Todos los años la misma tensión, los mismos nervios cuando se  aproximaba  el  día  de  la  comida  de  Navidad  y  el  ¿qué  me  pongo?.

Desde un mes  antes, andaba como loca buscando lo que me pondría  para la ocasión. Ponía mucho interés a la hora de elegir el traje y demás  complementos para acertar con el mejor look. Como no, también me  preocupaba de mi aspecto físico cuidándome en la dieta para no tener  que cambiar de talla. Todo esto combinado con ejercicio adecuado. No podía dejar atrás la visita a mi estilista para ir haciendo pruebas y  acertar con lo más favorecedor.

Nunca me olvidaba de la manicura y de la indispensable pedicura, ya que   los pobres pies son los que más sufren en estas ocasiones y ese día no se podía notar el cansancio, todo lo contrario, había que estar radiante por dentro y por fuera al precio que fuese.

Tampoco podía faltar un buen abrigo o chaquetón para no coger un buen resfriado.

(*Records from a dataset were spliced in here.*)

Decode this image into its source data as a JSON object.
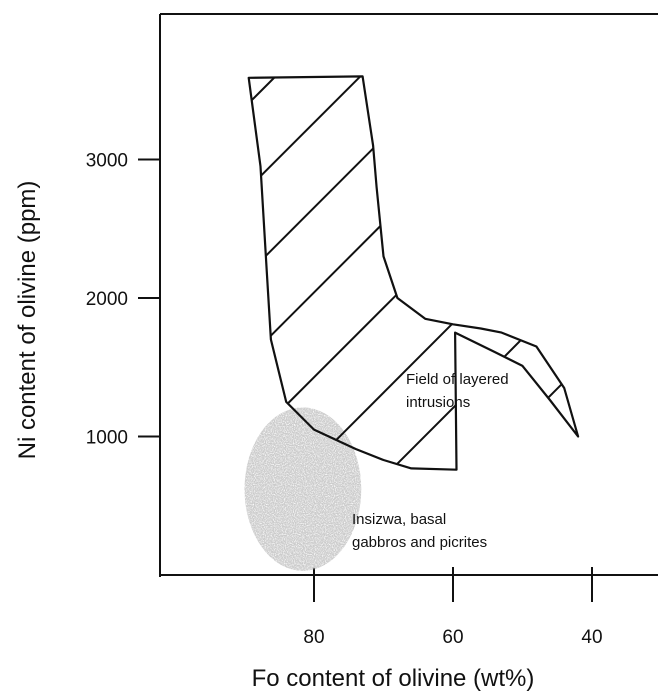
{
  "chart_data": {
    "type": "scatter",
    "title": "",
    "xlabel": "Fo content of olivine (wt%)",
    "ylabel": "Ni content of olivine (ppm)",
    "x_reversed": true,
    "xlim": [
      100,
      31
    ],
    "ylim": [
      0,
      4250
    ],
    "x_ticks": [
      80,
      60,
      40
    ],
    "y_ticks": [
      1000,
      2000,
      3000
    ],
    "grid": false,
    "fields": [
      {
        "name": "layered-intrusions-field",
        "fill": "hatched",
        "polygon": [
          [
            89.4,
            3590
          ],
          [
            87.7,
            2950
          ],
          [
            86.8,
            2200
          ],
          [
            86.2,
            1700
          ],
          [
            84.0,
            1250
          ],
          [
            80.0,
            1050
          ],
          [
            74.0,
            910
          ],
          [
            70.0,
            830
          ],
          [
            66.0,
            770
          ],
          [
            59.5,
            760
          ],
          [
            59.7,
            1750
          ],
          [
            54.0,
            1610
          ],
          [
            50.0,
            1510
          ],
          [
            46.0,
            1260
          ],
          [
            42.0,
            1000
          ],
          [
            44.0,
            1350
          ],
          [
            48.0,
            1650
          ],
          [
            53.0,
            1750
          ],
          [
            56.0,
            1780
          ],
          [
            60.0,
            1810
          ],
          [
            64.0,
            1850
          ],
          [
            68.0,
            2000
          ],
          [
            70.0,
            2300
          ],
          [
            71.0,
            2800
          ],
          [
            71.5,
            3100
          ],
          [
            73.0,
            3600
          ]
        ]
      },
      {
        "name": "insizwa-field",
        "fill": "stippled-gray",
        "center": [
          81.6,
          620
        ],
        "radius_x": 8.4,
        "radius_y": 590
      }
    ],
    "annotations": [
      {
        "lines": [
          "Field of layered",
          "intrusions"
        ]
      },
      {
        "lines": [
          "Insizwa, basal",
          "gabbros and picrites"
        ]
      }
    ]
  }
}
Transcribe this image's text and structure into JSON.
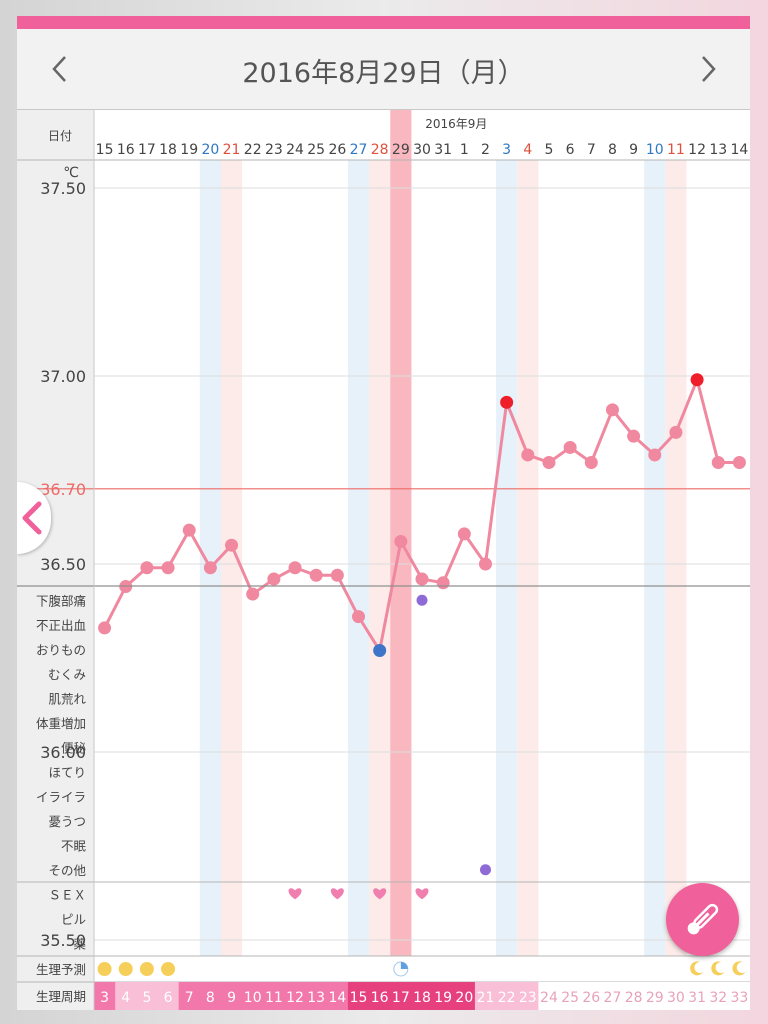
{
  "header": {
    "title": "2016年8月29日（月）",
    "prev_icon": "chevron-left-icon",
    "next_icon": "chevron-right-icon"
  },
  "labels": {
    "date": "日付",
    "month": "2016年9月",
    "unit": "℃",
    "period_forecast": "生理予測",
    "period_cycle": "生理周期"
  },
  "symptom_labels": [
    "下腹部痛",
    "不正出血",
    "おりもの",
    "むくみ",
    "肌荒れ",
    "体重増加",
    "便秘",
    "ほてり",
    "イライラ",
    "憂うつ",
    "不眠",
    "その他"
  ],
  "event_labels": [
    "ＳＥＸ",
    "ピル",
    "薬"
  ],
  "dates": [
    "15",
    "16",
    "17",
    "18",
    "19",
    "20",
    "21",
    "22",
    "23",
    "24",
    "25",
    "26",
    "27",
    "28",
    "29",
    "30",
    "31",
    "1",
    "2",
    "3",
    "4",
    "5",
    "6",
    "7",
    "8",
    "9",
    "10",
    "11",
    "12",
    "13",
    "14"
  ],
  "date_types": [
    "n",
    "n",
    "n",
    "n",
    "n",
    "sat",
    "sun",
    "n",
    "n",
    "n",
    "n",
    "n",
    "sat",
    "sun",
    "n",
    "n",
    "n",
    "n",
    "n",
    "sat",
    "sun",
    "n",
    "n",
    "n",
    "n",
    "n",
    "sat",
    "sun",
    "n",
    "n",
    "n"
  ],
  "cycle_days": [
    "3",
    "4",
    "5",
    "6",
    "7",
    "8",
    "9",
    "10",
    "11",
    "12",
    "13",
    "14",
    "15",
    "16",
    "17",
    "18",
    "19",
    "20",
    "21",
    "22",
    "23",
    "24",
    "25",
    "26",
    "27",
    "28",
    "29",
    "30",
    "31",
    "32",
    "33"
  ],
  "cycle_bg": [
    "#f277aa",
    "#f8bfd6",
    "#f8bfd6",
    "#f8bfd6",
    "#f277aa",
    "#f277aa",
    "#f277aa",
    "#f277aa",
    "#f277aa",
    "#f277aa",
    "#f277aa",
    "#f277aa",
    "#e6407f",
    "#e6407f",
    "#e6407f",
    "#e6407f",
    "#e6407f",
    "#e6407f",
    "#f8bfd6",
    "#f8bfd6",
    "#f8bfd6",
    "#ffffff",
    "#ffffff",
    "#ffffff",
    "#ffffff",
    "#ffffff",
    "#ffffff",
    "#ffffff",
    "#ffffff",
    "#ffffff",
    "#ffffff"
  ],
  "cycle_fg": [
    "#ffffff",
    "#ffffff",
    "#ffffff",
    "#ffffff",
    "#ffffff",
    "#ffffff",
    "#ffffff",
    "#ffffff",
    "#ffffff",
    "#ffffff",
    "#ffffff",
    "#ffffff",
    "#ffffff",
    "#ffffff",
    "#ffffff",
    "#ffffff",
    "#ffffff",
    "#ffffff",
    "#ffffff",
    "#ffffff",
    "#ffffff",
    "#e8a2bb",
    "#e8a2bb",
    "#e8a2bb",
    "#e8a2bb",
    "#e8a2bb",
    "#e8a2bb",
    "#e8a2bb",
    "#e8a2bb",
    "#e8a2bb",
    "#e8a2bb"
  ],
  "forecast_marks": [
    "sun",
    "sun",
    "sun",
    "sun",
    "",
    "",
    "",
    "",
    "",
    "",
    "",
    "",
    "",
    "",
    "moon-quarter",
    "",
    "",
    "",
    "",
    "",
    "",
    "",
    "",
    "",
    "",
    "",
    "",
    "",
    "crescent",
    "crescent",
    "crescent"
  ],
  "sex_days": [
    9,
    11,
    13,
    15
  ],
  "symptom_dots": [
    {
      "day": 15,
      "row": 0
    },
    {
      "day": 18,
      "row": 11
    }
  ],
  "colors": {
    "accent": "#f0609a",
    "line": "#f0889f",
    "baseline": "#ee6a66",
    "low": "#3e75c9",
    "high": "#ee1f2a",
    "symptom": "#8e6ad6",
    "sat": "#2f78c4",
    "sun": "#e0503c",
    "sat_band": "#e6f1fa",
    "sun_band": "#fcebe9",
    "today_band": "#f9b7c0"
  },
  "chart_data": {
    "type": "line",
    "ylim": [
      35.3,
      37.7
    ],
    "yticks": [
      "37.50",
      "37.00",
      "36.70",
      "36.50",
      "36.00",
      "35.50"
    ],
    "ytick_values": [
      37.5,
      37.0,
      36.7,
      36.5,
      36.0,
      35.5
    ],
    "x": [
      "15",
      "16",
      "17",
      "18",
      "19",
      "20",
      "21",
      "22",
      "23",
      "24",
      "25",
      "26",
      "27",
      "28",
      "29",
      "30",
      "31",
      "1",
      "2",
      "3",
      "4",
      "5",
      "6",
      "7",
      "8",
      "9",
      "10",
      "11",
      "12",
      "13",
      "14"
    ],
    "series": [
      {
        "values": [
          36.33,
          36.44,
          36.49,
          36.49,
          36.59,
          36.49,
          36.55,
          36.42,
          36.46,
          36.49,
          36.47,
          36.47,
          36.36,
          36.27,
          36.56,
          36.46,
          36.45,
          36.58,
          36.5,
          36.93,
          36.79,
          36.77,
          36.81,
          36.77,
          36.91,
          36.84,
          36.79,
          36.85,
          36.99,
          36.77,
          36.77
        ]
      }
    ],
    "baseline": 36.7,
    "low_point_index": 13,
    "high_point_indices": [
      19,
      28
    ],
    "today_index": 14,
    "grid": true
  }
}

Casi siempre me dejaba llevar por el color negro, tan socorrido, glamuroso, y elegante a la vez. Como toque final unas gotitas de CHANEL número 5.

Cada etapa de la vida va cambiando a la persona. Esa necesidad de  embellecerse para gustar a los demás y seguir aparentando que nos mantenemos aún jóvenes a fuerza de ejercicios y de estirarnos la piel para  reparar el paso del tiempo, a mí como que me da igual.

Ahora en la madurez, la razón de mi vida es otra. He cruzado a la otra  orilla, mi camino es otro, mis pasos son más lentos, mis tacones más bajos, mi actitud y mis gestos más serenos y relajados.

A estas alturas de mi vida, ya me da lo mismo, solo deseo vivirla con  calidad, alegría y optimismo. Nadie me puede impedir seguir soñando.